Next week I will start slowly with The Great Return to the office. After 18 months of working from home, I’m a little nervous – I try to concentrate in a busy newsroom, but I have to look neat, the messy business of dealing with other people. But what I fear most is something completely different: losing the sense of well-being I often felt during these months of isolation.
Maybe I have nothing to worry about. Research published on Tuesday of neuroscientists at University College London indicates that you are entering the office – at least the commuter section – well for our well-being, the relief of ‘brain fog’ by generating ‘more diverse experiences’ and making ‘every day more unique’.
‘Diverse experiences’ is a way of describing public transport in London. And it should be noted that this study was commissioned and paid for by the railway industry. But that might just be something. According to a recent newspaper in Psychology overviewThere is one component of well-being that is often overlooked: a diverse range of experiences – even if unpleasant – can contribute to ‘psychological wealth’.
The question of what it means to live ‘the good life’ is something that philosophers have struggled with since the time of Aristotle. Since then, well-being is largely considered to consist of two main components: happiness, or ‘hedonic well-being’, which is associated with joy and comfort; and meaning, or “eudaemonic wellbeing”, which indicates purpose and contributes to society.
But Shigehiro Oishe, lead author of the research and professor of psychology at the University of Virginia, says that this framework ignores a third dimension of well-being, characterized by diversity and experiences that change perspective.
“This new concept of a psychologically rich life is actually to address the issue in the literature that was essentially so ambiguous in thinking – that the good life is about either being happy or leading a meaningful life,” says he. “It’s a different purpose in life – you try to accumulate different kinds of experiences.”
Oishe and his team’s research suggests that while most people still say they want the most happiness and meaning, a large proportion – as many as one in six people in Germany – cite psychological wealth as the most important element in their lives. . Furthermore, the report finds that people with a psychologically rich life are more curious and more open to social and political change.
We can use it to help us bring to the fore what we see as negative experiences as opportunities for expansion and change of perspective. Indeed, the Oishe team analyzed hundreds of death reports from newspapers in the US and Singapore and found that those who faced major life challenges, such as divorce or financial problems, whore levels of psychological wealth.

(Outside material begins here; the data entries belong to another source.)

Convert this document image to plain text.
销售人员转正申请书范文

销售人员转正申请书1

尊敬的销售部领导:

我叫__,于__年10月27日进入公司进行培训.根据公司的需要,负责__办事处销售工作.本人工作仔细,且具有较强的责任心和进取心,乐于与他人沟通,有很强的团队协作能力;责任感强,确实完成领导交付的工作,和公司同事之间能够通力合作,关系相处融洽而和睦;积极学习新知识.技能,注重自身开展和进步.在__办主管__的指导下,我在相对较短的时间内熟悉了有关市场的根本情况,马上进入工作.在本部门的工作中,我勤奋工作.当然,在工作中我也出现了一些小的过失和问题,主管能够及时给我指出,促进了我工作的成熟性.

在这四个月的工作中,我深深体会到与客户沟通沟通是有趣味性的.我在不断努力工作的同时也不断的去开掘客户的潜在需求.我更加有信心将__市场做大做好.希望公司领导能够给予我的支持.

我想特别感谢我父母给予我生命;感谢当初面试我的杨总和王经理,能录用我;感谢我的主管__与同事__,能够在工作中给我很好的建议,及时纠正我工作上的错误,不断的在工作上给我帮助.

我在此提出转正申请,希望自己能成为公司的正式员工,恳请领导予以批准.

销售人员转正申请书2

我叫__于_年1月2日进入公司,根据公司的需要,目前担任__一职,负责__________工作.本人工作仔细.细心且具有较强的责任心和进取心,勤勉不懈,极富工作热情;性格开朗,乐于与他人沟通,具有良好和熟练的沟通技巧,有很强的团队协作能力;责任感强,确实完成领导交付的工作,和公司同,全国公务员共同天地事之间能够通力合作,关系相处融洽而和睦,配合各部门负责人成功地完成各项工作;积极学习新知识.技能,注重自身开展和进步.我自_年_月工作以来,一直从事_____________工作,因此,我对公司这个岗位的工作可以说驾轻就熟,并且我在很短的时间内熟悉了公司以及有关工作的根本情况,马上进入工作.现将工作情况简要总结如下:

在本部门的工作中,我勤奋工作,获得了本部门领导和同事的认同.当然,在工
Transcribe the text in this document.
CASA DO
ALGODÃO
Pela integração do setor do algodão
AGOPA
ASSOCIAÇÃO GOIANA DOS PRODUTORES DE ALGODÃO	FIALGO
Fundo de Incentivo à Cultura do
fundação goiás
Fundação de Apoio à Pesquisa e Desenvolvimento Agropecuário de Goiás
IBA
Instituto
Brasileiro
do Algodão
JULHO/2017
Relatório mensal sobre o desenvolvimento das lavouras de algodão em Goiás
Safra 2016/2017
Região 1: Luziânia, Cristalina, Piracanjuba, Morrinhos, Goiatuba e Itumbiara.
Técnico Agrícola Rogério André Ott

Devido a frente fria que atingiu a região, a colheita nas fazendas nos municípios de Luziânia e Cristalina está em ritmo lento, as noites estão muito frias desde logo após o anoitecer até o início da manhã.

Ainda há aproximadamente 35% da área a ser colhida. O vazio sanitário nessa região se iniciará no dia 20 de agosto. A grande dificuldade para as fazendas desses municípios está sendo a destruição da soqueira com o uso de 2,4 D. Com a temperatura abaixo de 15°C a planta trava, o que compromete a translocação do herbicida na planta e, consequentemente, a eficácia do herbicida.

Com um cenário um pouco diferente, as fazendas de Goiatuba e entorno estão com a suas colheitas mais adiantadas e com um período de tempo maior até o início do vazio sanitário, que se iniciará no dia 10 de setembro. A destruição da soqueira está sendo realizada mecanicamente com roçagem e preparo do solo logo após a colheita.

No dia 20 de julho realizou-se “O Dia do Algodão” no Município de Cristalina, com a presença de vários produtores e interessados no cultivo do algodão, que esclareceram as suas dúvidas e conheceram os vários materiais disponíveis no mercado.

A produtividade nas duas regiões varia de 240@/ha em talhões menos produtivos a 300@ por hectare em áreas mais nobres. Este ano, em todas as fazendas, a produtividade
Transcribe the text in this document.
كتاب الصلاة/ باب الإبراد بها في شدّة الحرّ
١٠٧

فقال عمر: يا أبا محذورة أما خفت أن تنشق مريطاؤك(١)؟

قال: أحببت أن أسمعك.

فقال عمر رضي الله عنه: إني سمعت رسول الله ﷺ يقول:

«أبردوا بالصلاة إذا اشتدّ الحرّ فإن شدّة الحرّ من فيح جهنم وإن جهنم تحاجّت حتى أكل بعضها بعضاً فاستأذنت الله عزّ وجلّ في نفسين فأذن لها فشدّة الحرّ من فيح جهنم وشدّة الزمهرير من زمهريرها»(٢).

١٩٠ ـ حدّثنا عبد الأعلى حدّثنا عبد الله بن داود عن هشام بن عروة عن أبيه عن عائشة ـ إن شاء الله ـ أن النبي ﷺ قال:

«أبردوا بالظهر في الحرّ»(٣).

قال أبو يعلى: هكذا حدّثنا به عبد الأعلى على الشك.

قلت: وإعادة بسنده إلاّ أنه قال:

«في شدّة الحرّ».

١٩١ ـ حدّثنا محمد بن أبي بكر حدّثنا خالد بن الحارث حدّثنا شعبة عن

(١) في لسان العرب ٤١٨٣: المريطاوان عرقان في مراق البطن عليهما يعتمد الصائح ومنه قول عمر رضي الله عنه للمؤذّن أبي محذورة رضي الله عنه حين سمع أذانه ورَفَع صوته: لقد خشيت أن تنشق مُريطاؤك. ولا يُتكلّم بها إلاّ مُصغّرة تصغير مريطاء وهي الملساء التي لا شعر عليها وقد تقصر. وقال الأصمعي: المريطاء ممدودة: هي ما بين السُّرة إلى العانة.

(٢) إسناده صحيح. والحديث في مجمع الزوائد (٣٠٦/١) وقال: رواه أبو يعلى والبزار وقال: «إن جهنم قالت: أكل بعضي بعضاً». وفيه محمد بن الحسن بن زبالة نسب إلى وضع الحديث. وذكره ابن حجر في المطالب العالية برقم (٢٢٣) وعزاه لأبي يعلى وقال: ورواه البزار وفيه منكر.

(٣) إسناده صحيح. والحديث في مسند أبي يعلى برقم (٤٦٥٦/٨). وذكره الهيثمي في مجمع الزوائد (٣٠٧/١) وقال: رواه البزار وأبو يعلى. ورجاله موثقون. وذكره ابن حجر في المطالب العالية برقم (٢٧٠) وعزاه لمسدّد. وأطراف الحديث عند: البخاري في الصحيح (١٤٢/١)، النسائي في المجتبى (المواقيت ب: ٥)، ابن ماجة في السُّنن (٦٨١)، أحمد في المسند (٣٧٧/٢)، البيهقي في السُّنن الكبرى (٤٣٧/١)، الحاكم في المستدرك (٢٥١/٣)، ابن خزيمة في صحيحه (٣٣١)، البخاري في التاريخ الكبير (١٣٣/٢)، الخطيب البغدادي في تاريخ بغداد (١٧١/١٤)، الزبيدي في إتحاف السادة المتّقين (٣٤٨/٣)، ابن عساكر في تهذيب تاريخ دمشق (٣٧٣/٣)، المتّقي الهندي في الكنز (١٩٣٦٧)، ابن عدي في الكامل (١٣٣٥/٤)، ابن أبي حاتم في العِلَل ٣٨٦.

The research can also help explain why places that seem rather uninspired to me anyway are so high on the “luck” maps – Finland was recently mentioned the happiest country in the world for the fourth year on the run – while places I find more exciting but more stressful, like New York, tend to rank weak.
Maybe then we should welcome the tension that office life brings. “Your home environment is incredibly familiar, and there’s a real value in familiarity – there’s comfort, it reduces stress levels,” says Joseph Devlin, professor of cognitive neuroscience at UCL and author of the research on commuting. “However, it is not a very rich environment, because there is very little novelty in it.”
For me I work at home has wealth brought – my daily walks did not give me a lack of variety and interest, and the silence of the house enabled me to think deeply, which I sometimes struggle to do in a bustling newsroom. But I hope that my ‘new normal’ hybrid job will enable me to maintain and even add to my sense of well-being, with new challenges and stress that I will try to embrace, knowing that it is not my hedonic joy can not add or even give me meaning, it makes me psychologically richer.